OdpowiedzUsuńale cudak :)
OdpowiedzUsuńAle to ładne! :D Aj aj, nie przeżywam lakierów, ale ten mnie poruszył ;)
OdpowiedzUsuńciekawy efekt :)
OdpowiedzUsuńno no, cudo, bardzo mi się podoba :) aż rozejrzę się za nim u mnie :)
OdpowiedzUsuńBardzo podoba mi się otrzymany efekt :)
OdpowiedzUsuńDo tej pory do niego wzdycham :)
OdpowiedzUsuńciekawie wygląda, dobra odpowiedź na te wszystkie pękacze...
OdpowiedzUsuńfaktycznie ciekawy efekt :)
OdpowiedzUsuńFajny efekt :)
OdpowiedzUsuńooo ciekawy typek... :)
OdpowiedzUsuńciekawie wygląda :))
OdpowiedzUsuń<3 no i padło na mnie- magnetyki mnie nie uwiodły, cracki też nie, ale ten przystojniak Opi mnie uwiódł... Kurczę, szkoda, że nie mam nikogo we Wrocławiu :(((
OdpowiedzUsuńMiałam go w ręce w niedzielę, ale silna wolna zwyciężyła ...i kupiłam coś innego ;)
OdpowiedzUsuńFajny efekt!
świetny efekt!
OdpowiedzUsuńboski!!!!!!!!! efekt straszliwie mi się podoba
OdpowiedzUsuńwdycham do niego już długiiiiiiii czas i na tym się skończy :P
Nigdy takiego czegoś nie widziałam, świetny :)
OdpowiedzUsuńcalkiem ladnie wyglada:)
OdpowiedzUsuńBardzo ładne kolory :) Cudowny efekt!
OdpowiedzUsuńhttp://letmeloveyou1.blogspot.com/
Świetnie się razem komponują :)
OdpowiedzUsuńObserwujemy? ;>
świetny efekt, pierwszy raz widzę coś takeigo :)
OdpowiedzUsuńNaprawdę fajnie to wygląda :)
OdpowiedzUsuńPs. Obserwuję!
świetne paznokcie !
OdpowiedzUsuńobserwujemy?
www.marcherryfashion.blogspot.com
polub na fb :https://www.facebook.com/marcherryfashion
Wow super lakier
OdpowiedzUsuńŚwietny efekt!! tak swoją drogą to lakiery z OPI należą do gęstych czy bardziej rzadkich?
OdpowiedzUsuńPodoba mi się ! :-)
OdpowiedzUsuńwygląda super.. ja nie miałam tyle szczęście. Jakoś lakier nie mógł dobrze odnaleźć się na moich paznokciach i niestety nie wyszło tak interesująco.
OdpowiedzUsuńobserwujemy i zapraszamy do nas: http://fatalaszek96.blogspot.com/
Takie zestawienie kolorów baardzo mi odpowiada.:D A do tego jeszcze taki fajny efekt.;D
OdpowiedzUsuńPoobserwuję sobie Twojego bloga.:-)

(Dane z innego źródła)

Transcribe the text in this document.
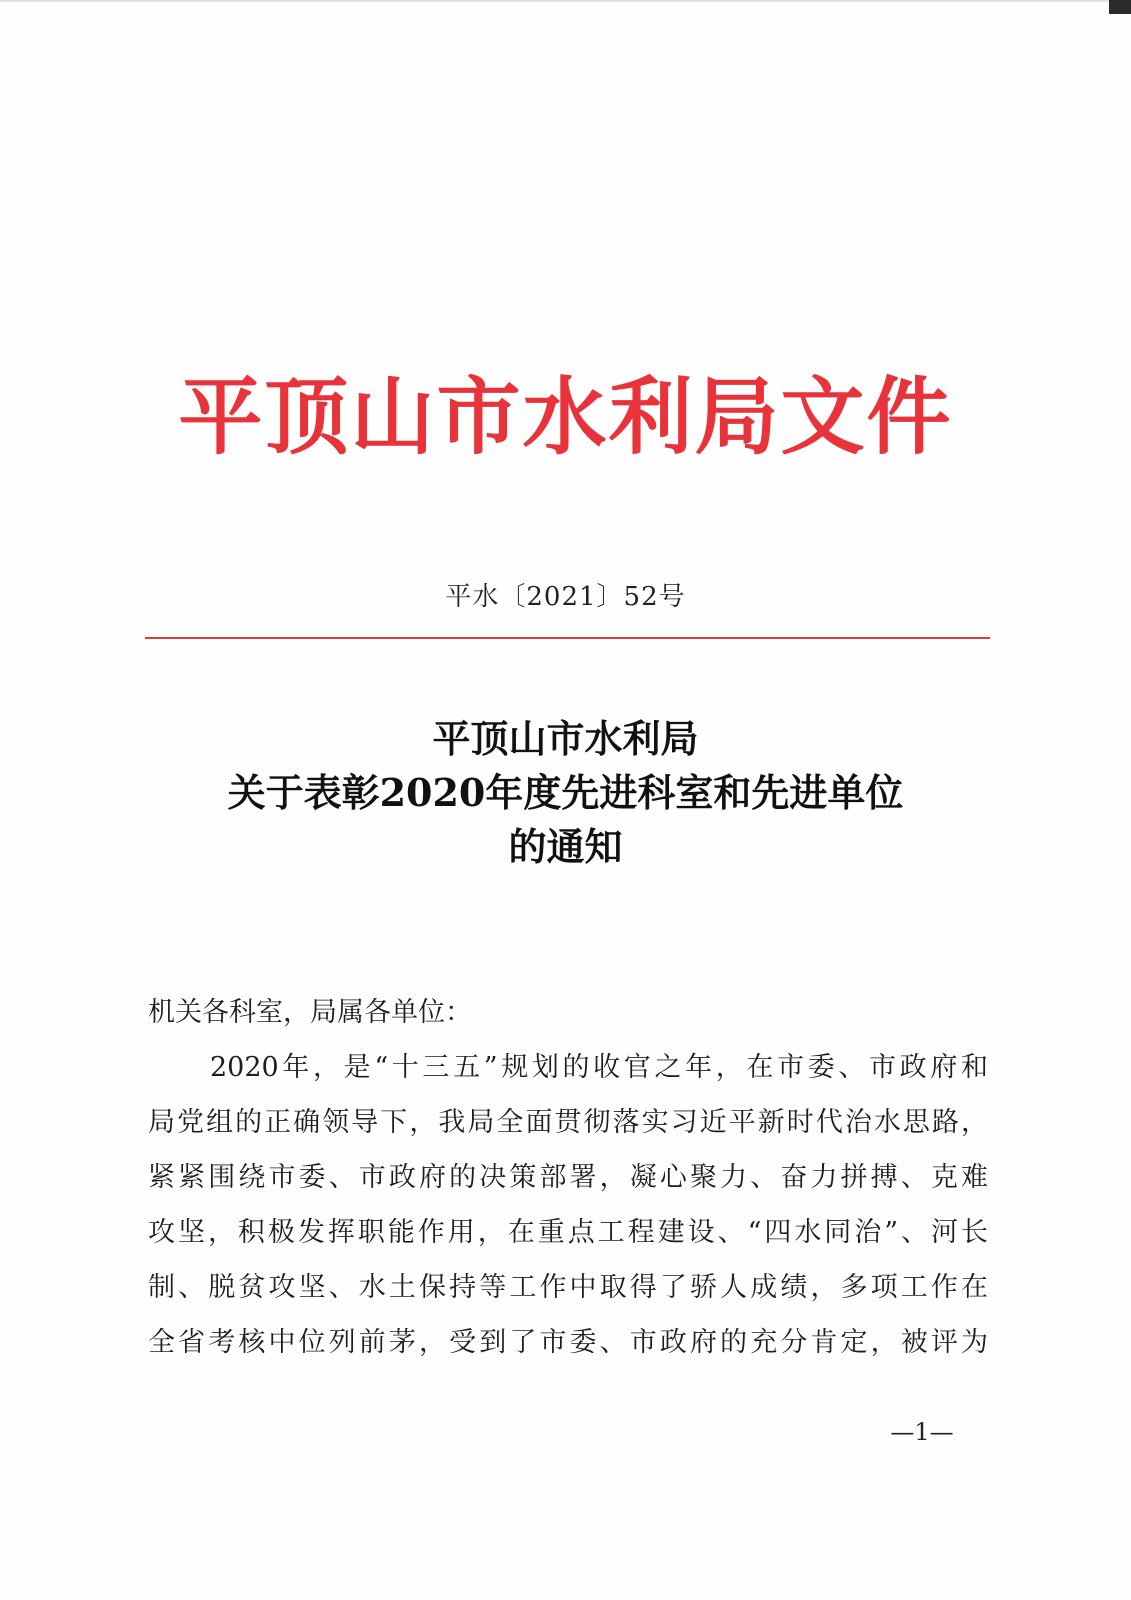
平顶山市水利局文件
平水〔2021〕52号
平顶山市水利局
关于表彰2020年度先进科室和先进单位
的通知
机关各科室，局属各单位：
2020年，是“十三五”规划的收官之年，在市委、市政府和
局党组的正确领导下，我局全面贯彻落实习近平新时代治水思路，
紧紧围绕市委、市政府的决策部署，凝心聚力、奋力拼搏、克难
攻坚，积极发挥职能作用，在重点工程建设、“四水同治”、河长
制、脱贫攻坚、水土保持等工作中取得了骄人成绩，多项工作在
全省考核中位列前茅，受到了市委、市政府的充分肯定，被评为
—1—
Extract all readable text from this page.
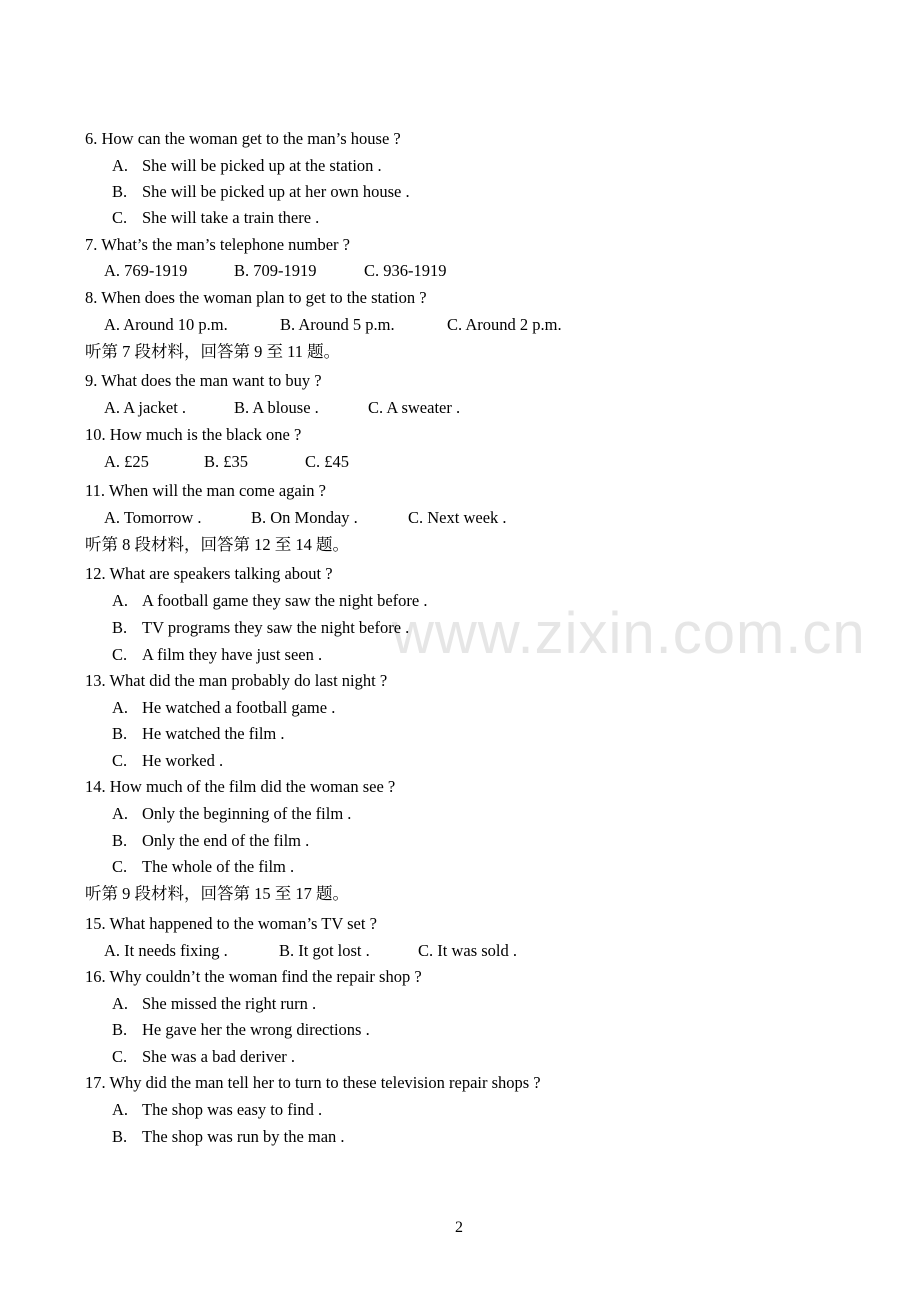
www.zixin.com.cn
6. How can the woman get to the man’s house ?
A. She will be picked up at the station .
B. She will be picked up at her own house .
C. She will take a train there .
7. What’s the man’s telephone number ?
A. 769-1919	B. 709-1919	C. 936-1919
8. When does the woman plan to get to the station ?
A. Around 10 p.m.	B. Around 5 p.m.	C. Around 2 p.m.
听第 7 段材料，回答第 9 至 11 题。
9. What does the man want to buy ?
A. A jacket .	B. A blouse .	C. A sweater .
10. How much is the black one ?
A. £25	B. £35	C. £45
11. When will the man come again ?
A. Tomorrow .	B. On Monday .	C. Next week .
听第 8 段材料，回答第 12 至 14 题。
12. What are speakers talking about ?
A. A football game they saw the night before .
B. TV programs they saw the night before .
C. A film they have just seen .
13. What did the man probably do last night ?
A. He watched a football game .
B. He watched the film .
C. He worked .
14. How much of the film did the woman see ?
A. Only the beginning of the film .
B. Only the end of the film .
C. The whole of the film .
听第 9 段材料，回答第 15 至 17 题。
15. What happened to the woman’s TV set ?
A. It needs fixing .	B. It got lost .	C. It was sold .
16. Why couldn’t the woman find the repair shop ?
A. She missed the right rurn .
B. He gave her the wrong directions .
C. She was a bad deriver .
17. Why did the man tell her to turn to these television repair shops ?
A. The shop was easy to find .
B. The shop was run by the man .
2
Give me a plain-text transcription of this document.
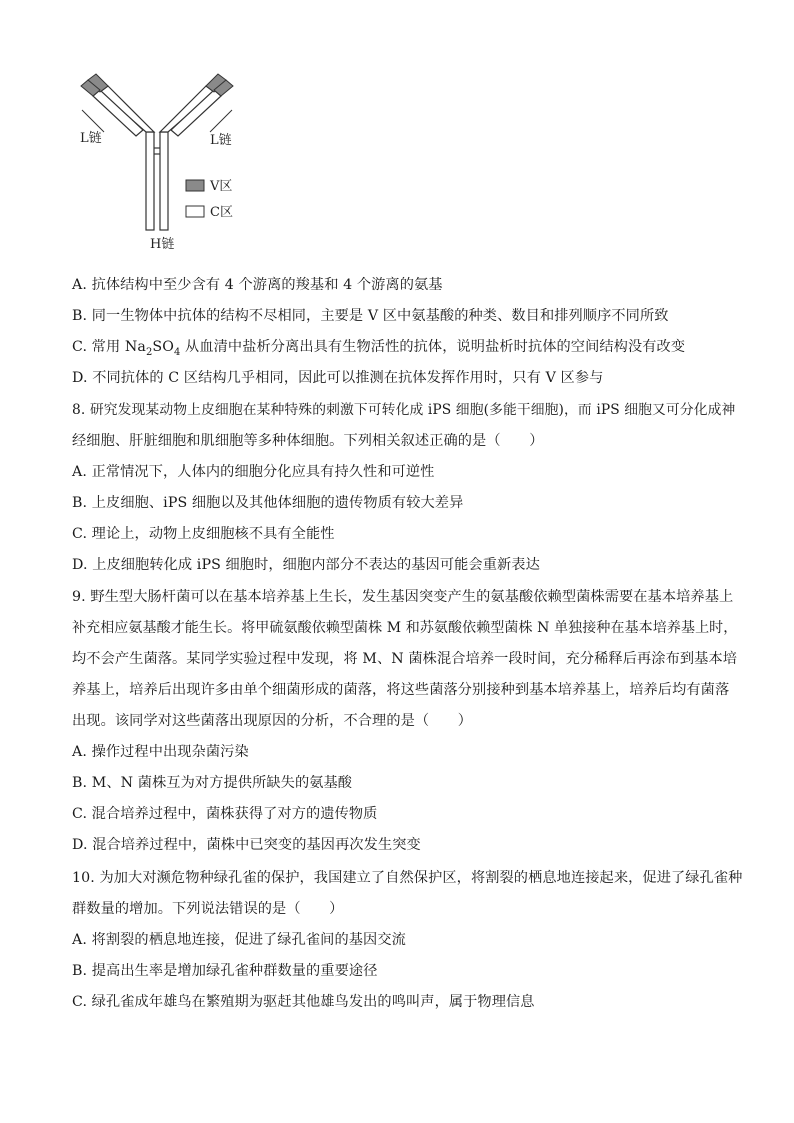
L链	L链
H链
V区
C区
A. 抗体结构中至少含有 4 个游离的羧基和 4 个游离的氨基
B. 同一生物体中抗体的结构不尽相同，主要是 V 区中氨基酸的种类、数目和排列顺序不同所致
C. 常用 $Na_2SO_4$ 从血清中盐析分离出具有生物活性的抗体，说明盐析时抗体的空间结构没有改变
D. 不同抗体的 C 区结构几乎相同，因此可以推测在抗体发挥作用时，只有 V 区参与
8. 研究发现某动物上皮细胞在某种特殊的刺激下可转化成 iPS 细胞(多能干细胞)，而 iPS 细胞又可分化成神
经细胞、肝脏细胞和肌细胞等多种体细胞。下列相关叙述正确的是（　　）
A. 正常情况下，人体内的细胞分化应具有持久性和可逆性
B. 上皮细胞、iPS 细胞以及其他体细胞的遗传物质有较大差异
C. 理论上，动物上皮细胞核不具有全能性
D. 上皮细胞转化成 iPS 细胞时，细胞内部分不表达的基因可能会重新表达
9. 野生型大肠杆菌可以在基本培养基上生长，发生基因突变产生的氨基酸依赖型菌株需要在基本培养基上
补充相应氨基酸才能生长。将甲硫氨酸依赖型菌株 M 和苏氨酸依赖型菌株 N 单独接种在基本培养基上时，
均不会产生菌落。某同学实验过程中发现，将 M、N 菌株混合培养一段时间，充分稀释后再涂布到基本培
养基上，培养后出现许多由单个细菌形成的菌落，将这些菌落分别接种到基本培养基上，培养后均有菌落
出现。该同学对这些菌落出现原因的分析，不合理的是（　　）
A. 操作过程中出现杂菌污染
B. M、N 菌株互为对方提供所缺失的氨基酸
C. 混合培养过程中，菌株获得了对方的遗传物质
D. 混合培养过程中，菌株中已突变的基因再次发生突变
10. 为加大对濒危物种绿孔雀的保护，我国建立了自然保护区，将割裂的栖息地连接起来，促进了绿孔雀种
群数量的增加。下列说法错误的是（　　）
A. 将割裂的栖息地连接，促进了绿孔雀间的基因交流
B. 提高出生率是增加绿孔雀种群数量的重要途径
C. 绿孔雀成年雄鸟在繁殖期为驱赶其他雄鸟发出的鸣叫声，属于物理信息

Black spotted pęka tylko wtedy gdy zostanie nałożony na nie do końca wyschnięty lakier bazowy. Dobrze aplikować go na drugi dzień, sam wiele razy eksperymentowałem i patent jest sprawdzony- moje rożne top coaty nie miały wpływu na powstanie pęknięć, jedynym powodem jest lakier pod spodem.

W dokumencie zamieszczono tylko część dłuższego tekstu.